1. Wanita memiliki faktor risiko penyakit jantung yang tidak dialami oleh pria
Meski tingkat risiko penyakit jantung pada kedua jenis kelamin cenderung sama, wanita memiliki sejumlah faktor risiko tambahan. Pria tidak mengalami hal ini karena perbedaan kondisi kesehatan. Berikut beberapa faktor risiko yang dimaksud:
Saat hamil, wanita rentan terkena diabetes gestasional yang meningkatkan risiko penyakit jantung;
Kehamilan juga berpotensi meningkatkan tekanan darah;
Hanya wanita yang dapat mengalami endometriosis dan sindrom ovarium polikistik atau polycystic ovarian syndrome (PCOS). Keduanya meningkatkan risiko penyakit jantung;
Kanker payudara juga meningkatkan risiko penyakit jantung;
Menopause, penurunan estrogen bisa membuat pembuluh darah menyusut.
Sementara faktor risiko lain yang lebih umum meliputi:
Merokok, baik aktif maupun pasif;
Riwayat penyakit jantung keluarga;
Penyakit yang melibatkan peradangan seperti artritis, lupus, dan lainnya;
Jarang bergerak;
Stres dan depresi;
Diabetes.
2. Tanda penyakit jantung pada wanita
Umumnya penyakit jantung ditandai dengan nyeri dada dan ketidaknyamanan. Namun, ternyata kondisi tersebut jarang dialami oleh wanita. Berikut adalah tanda-tanda yang lebih mungkin mereka alami:
Ketidaknyamanan di leher, rahang, bahu, punggung atas, dan perut;
Mual dan muntah
Berkeringat
Sesak napas;
Sakit di lengan
Kelelahan yang tidak normal;
Pusing dan pusing
Gangguan pencernaan.
Tanda-tanda ini mirip dengan penyakit lain, sehingga seringkali tidak terdeteksi.
3. Tanda penyakit jantung lebih sering muncul saat istirahat
Pada pria, tanda penyakit jantung bisa muncul kapan saja, terutama untuk nyeri dada. Namun, hal ini sangat berbeda untuk wanita. Dilansir Mayo Clinic, wanita kerap merasakan gejala tersebut di atas saat sedang istirahat. Misalnya saat tidur dan tiduran.
Tak hanya itu, kondisi ini kerap dipicu oleh faktor psikologis. Saat wanita stres, tanda-tanda seperti nyeri bahu, sesak napas, dll lebih cenderung muncul.
4. Tanda lain yang muncul dalam jangka panjang
Penyakit jantung yang tidak ditangani dengan baik bisa bertambah parah. Bila itu terjadi, ada sejumlah tanda lain yang harus diperhatikan. Mengutip Healthline, berikut beberapa yang sering terjadi pada wanita:
Pembengkakan pada kaki, tumit, dan pergelangan kaki
Penambahan berat badan;
Sulit tidur;
Jantung berdetak kencang;
Mengi;
Batuk;
Heartburn atau rasa panas di dada;
Gelisah;
Pingsan.
5. Wanita sering mengalami kondisi yang lebih buruk dibandingkan pria
Pengobatan penyakit jantung pada wanita umumnya lebih sulit dibandingkan pada pria.

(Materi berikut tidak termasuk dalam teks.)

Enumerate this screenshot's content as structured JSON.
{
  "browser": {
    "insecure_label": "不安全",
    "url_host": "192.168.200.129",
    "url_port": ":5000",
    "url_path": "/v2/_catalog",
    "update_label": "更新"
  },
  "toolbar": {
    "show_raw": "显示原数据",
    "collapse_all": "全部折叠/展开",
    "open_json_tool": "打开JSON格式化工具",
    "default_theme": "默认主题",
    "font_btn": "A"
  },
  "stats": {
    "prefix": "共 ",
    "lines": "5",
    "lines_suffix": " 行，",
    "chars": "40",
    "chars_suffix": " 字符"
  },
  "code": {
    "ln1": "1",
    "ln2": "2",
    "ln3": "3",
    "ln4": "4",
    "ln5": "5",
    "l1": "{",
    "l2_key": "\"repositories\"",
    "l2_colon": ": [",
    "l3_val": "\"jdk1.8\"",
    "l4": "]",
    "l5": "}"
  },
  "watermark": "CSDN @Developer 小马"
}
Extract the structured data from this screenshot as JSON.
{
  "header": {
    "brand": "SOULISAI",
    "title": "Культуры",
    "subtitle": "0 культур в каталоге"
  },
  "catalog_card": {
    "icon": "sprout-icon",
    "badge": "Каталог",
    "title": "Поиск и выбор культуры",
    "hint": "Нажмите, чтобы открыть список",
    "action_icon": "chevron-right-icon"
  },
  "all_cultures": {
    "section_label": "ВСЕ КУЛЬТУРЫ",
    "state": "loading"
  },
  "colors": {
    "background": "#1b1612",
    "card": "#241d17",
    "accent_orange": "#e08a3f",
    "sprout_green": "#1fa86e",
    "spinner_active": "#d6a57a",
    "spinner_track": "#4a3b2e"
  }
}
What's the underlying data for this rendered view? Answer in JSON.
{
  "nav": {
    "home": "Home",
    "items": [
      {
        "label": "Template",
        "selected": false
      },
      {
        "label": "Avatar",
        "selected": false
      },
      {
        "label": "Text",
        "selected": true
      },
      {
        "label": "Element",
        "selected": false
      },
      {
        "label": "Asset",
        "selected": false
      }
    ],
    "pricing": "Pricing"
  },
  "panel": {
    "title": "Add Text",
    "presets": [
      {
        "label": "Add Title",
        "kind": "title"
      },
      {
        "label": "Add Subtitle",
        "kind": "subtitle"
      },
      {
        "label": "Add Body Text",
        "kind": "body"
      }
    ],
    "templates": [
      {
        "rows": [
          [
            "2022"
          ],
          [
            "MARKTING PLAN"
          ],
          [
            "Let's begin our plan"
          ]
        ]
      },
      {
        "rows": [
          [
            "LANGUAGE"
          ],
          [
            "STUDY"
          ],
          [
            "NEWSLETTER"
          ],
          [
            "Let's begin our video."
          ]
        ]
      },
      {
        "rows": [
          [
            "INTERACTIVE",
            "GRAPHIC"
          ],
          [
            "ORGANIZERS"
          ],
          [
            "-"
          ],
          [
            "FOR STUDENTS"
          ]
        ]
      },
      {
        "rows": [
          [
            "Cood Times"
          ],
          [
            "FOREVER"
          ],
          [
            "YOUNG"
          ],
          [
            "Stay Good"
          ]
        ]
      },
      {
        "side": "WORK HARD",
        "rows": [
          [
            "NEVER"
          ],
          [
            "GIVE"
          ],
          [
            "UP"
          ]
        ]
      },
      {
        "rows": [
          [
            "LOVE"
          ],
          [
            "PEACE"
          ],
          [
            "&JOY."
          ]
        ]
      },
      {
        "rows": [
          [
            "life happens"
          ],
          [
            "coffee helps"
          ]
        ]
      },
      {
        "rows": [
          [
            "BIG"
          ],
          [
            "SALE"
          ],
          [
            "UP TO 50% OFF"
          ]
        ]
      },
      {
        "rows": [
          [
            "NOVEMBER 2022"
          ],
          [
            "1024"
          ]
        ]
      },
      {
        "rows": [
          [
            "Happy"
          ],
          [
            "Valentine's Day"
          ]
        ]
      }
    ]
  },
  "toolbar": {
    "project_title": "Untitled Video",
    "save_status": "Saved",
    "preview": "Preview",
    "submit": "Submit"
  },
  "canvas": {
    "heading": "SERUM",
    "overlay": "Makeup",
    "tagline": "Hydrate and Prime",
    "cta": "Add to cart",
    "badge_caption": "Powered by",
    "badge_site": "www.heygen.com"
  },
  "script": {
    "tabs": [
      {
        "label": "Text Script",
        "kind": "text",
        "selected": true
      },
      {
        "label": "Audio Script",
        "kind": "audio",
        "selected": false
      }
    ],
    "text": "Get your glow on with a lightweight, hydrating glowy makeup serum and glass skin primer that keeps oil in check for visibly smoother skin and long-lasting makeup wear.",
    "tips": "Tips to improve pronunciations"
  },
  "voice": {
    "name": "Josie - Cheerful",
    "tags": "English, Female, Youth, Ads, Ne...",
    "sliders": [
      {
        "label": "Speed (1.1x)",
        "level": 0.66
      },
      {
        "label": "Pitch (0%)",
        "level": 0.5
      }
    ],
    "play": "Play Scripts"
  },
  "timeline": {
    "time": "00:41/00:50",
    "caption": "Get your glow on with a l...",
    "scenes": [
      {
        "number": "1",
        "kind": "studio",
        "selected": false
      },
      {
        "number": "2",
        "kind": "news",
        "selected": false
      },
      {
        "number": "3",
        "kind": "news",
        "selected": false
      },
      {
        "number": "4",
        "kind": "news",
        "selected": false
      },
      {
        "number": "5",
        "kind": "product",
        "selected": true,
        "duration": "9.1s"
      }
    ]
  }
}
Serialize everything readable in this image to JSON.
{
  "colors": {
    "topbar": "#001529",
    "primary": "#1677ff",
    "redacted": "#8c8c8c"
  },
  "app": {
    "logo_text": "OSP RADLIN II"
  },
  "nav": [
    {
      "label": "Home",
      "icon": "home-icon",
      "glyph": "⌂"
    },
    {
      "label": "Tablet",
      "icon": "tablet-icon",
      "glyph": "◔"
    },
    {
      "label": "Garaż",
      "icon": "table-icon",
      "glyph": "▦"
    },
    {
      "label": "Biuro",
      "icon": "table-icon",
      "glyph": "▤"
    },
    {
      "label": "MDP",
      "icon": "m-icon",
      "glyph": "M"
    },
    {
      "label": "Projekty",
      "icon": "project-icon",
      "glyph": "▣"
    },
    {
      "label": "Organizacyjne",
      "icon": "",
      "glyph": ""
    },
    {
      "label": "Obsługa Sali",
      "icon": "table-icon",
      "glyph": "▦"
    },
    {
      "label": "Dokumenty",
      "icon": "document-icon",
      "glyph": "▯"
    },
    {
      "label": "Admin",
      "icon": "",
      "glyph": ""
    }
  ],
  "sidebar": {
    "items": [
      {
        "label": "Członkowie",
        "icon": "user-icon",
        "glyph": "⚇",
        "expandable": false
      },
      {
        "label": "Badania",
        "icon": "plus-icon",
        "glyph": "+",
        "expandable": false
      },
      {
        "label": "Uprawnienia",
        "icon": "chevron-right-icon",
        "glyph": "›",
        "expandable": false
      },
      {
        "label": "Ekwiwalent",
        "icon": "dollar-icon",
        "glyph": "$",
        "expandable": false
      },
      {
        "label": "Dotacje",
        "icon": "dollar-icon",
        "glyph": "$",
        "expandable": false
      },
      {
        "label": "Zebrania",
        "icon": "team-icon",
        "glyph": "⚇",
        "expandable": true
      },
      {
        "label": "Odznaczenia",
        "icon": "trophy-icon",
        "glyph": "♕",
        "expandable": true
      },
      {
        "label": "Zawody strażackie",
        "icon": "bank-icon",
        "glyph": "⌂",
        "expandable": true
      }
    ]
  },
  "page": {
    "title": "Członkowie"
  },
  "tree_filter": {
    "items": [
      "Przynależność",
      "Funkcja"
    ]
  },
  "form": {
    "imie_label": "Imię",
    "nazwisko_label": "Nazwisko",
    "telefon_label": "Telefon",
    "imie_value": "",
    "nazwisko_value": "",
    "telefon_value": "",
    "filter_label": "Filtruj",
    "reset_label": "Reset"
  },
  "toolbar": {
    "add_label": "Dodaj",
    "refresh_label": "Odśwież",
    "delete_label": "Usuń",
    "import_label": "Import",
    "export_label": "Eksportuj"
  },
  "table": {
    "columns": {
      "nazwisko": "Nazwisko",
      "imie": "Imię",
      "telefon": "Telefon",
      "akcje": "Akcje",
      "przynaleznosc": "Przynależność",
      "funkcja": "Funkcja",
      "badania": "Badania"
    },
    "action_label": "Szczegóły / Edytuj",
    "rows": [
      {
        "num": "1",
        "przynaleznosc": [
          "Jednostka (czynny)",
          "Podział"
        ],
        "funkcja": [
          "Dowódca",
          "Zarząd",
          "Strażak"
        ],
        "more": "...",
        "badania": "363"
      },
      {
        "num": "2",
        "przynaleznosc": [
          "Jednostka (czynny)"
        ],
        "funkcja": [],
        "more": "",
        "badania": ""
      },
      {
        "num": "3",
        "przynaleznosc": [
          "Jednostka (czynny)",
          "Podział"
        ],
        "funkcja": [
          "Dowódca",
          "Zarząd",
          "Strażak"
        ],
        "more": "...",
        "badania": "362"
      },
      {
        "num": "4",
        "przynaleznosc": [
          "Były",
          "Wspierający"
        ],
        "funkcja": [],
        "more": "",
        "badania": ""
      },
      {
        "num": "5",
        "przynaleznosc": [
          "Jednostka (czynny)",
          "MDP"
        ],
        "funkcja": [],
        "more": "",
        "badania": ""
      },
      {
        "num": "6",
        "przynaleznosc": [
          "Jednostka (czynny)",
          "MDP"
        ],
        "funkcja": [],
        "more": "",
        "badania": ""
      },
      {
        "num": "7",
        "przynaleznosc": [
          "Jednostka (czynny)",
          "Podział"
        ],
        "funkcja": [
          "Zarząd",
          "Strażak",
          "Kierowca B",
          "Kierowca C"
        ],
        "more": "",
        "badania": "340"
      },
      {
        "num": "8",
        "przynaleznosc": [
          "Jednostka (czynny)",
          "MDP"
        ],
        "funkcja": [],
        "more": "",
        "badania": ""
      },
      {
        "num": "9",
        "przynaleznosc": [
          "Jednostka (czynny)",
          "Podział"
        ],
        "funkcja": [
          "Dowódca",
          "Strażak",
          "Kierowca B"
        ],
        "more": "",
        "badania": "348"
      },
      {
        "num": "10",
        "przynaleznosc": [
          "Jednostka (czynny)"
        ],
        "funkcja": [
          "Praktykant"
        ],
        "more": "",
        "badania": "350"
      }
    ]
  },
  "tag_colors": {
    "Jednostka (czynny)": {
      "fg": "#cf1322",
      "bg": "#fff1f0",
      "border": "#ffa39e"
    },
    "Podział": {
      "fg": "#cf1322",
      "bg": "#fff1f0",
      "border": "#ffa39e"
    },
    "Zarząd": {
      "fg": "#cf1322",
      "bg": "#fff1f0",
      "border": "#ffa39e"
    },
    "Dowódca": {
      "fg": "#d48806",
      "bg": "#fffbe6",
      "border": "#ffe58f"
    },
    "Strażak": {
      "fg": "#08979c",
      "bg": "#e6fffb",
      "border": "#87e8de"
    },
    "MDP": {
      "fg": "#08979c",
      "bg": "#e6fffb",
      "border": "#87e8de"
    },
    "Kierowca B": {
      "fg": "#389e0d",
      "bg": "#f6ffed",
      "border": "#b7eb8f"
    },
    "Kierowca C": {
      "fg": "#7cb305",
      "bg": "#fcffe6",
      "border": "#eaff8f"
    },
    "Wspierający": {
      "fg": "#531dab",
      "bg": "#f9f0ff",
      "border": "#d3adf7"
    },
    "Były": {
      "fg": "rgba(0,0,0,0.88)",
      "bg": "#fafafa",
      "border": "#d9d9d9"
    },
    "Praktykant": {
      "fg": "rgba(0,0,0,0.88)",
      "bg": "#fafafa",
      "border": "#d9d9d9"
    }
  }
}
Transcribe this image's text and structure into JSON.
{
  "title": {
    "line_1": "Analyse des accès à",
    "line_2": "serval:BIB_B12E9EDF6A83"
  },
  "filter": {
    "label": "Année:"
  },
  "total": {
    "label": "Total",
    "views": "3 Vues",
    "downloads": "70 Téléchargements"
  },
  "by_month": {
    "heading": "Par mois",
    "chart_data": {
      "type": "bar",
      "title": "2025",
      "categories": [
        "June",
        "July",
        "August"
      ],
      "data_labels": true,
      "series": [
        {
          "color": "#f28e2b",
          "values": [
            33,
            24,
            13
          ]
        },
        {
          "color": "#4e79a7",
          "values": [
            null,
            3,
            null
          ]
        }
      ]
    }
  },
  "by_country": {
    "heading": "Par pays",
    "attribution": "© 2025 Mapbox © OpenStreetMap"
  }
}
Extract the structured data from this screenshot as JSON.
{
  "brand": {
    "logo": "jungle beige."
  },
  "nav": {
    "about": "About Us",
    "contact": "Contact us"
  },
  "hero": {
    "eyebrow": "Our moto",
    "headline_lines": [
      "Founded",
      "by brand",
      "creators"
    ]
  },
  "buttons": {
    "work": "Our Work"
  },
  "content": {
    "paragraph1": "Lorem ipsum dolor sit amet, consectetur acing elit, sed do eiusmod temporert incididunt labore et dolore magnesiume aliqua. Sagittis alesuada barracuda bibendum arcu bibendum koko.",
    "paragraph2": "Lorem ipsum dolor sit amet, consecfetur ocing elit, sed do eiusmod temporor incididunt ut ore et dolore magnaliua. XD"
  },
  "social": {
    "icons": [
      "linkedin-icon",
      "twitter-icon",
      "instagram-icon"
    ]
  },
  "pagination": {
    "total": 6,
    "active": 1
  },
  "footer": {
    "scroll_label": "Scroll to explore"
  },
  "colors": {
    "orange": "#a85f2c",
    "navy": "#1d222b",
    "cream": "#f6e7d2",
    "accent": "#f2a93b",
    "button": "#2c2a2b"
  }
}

Ini berdasarkan data yang dikumpulkan oleh Cleveland Clinic. Wanita lebih cenderung menghabiskan waktu lebih lama di rumah sakit dan meninggal karenanya.
Sumber yang sama mengatakan hal tersebut dimungkinkan karena faktor risiko pada wanita cenderung lebih banyak dan dapat memperburuk kondisi. Kemungkinan kedua, perempuan seringkali mengutamakan keluarga daripada kesehatannya sendiri.
6. Bagaimana mencegah penyakit jantung pada wanita
Setelah membaca penjelasan di atas, kamu mungkin merasa khawatir dan takut dengan penyakit jantung. Namun, masih belum terlambat untuk mencegahnya, kok. Berikut beberapa cara meminimalisir risiko penyakit jantung:
Selalu jaga berat badan agar tetap ideal;
Hindari merokok dan menghirup asap rokok;
Berolahraga secara teratur;
Perbanyak konsumsi makanan sehat dan kurangi konsumsi lemak trans, gula dan garam yang terlalu tinggi;
Kelola stres dengan baik;
Batasi minuman beralkohol;
Pemeriksaan rutin agar tahu seberapa tinggi tekanan darah, kolesterol, trigliserida, dan gula darah.
Begitulah risiko penyakit jantung yang dihadapi wanita. Mulai sekarang, mari kita cegah dengan melakukan metode yang dijelaskan di atas!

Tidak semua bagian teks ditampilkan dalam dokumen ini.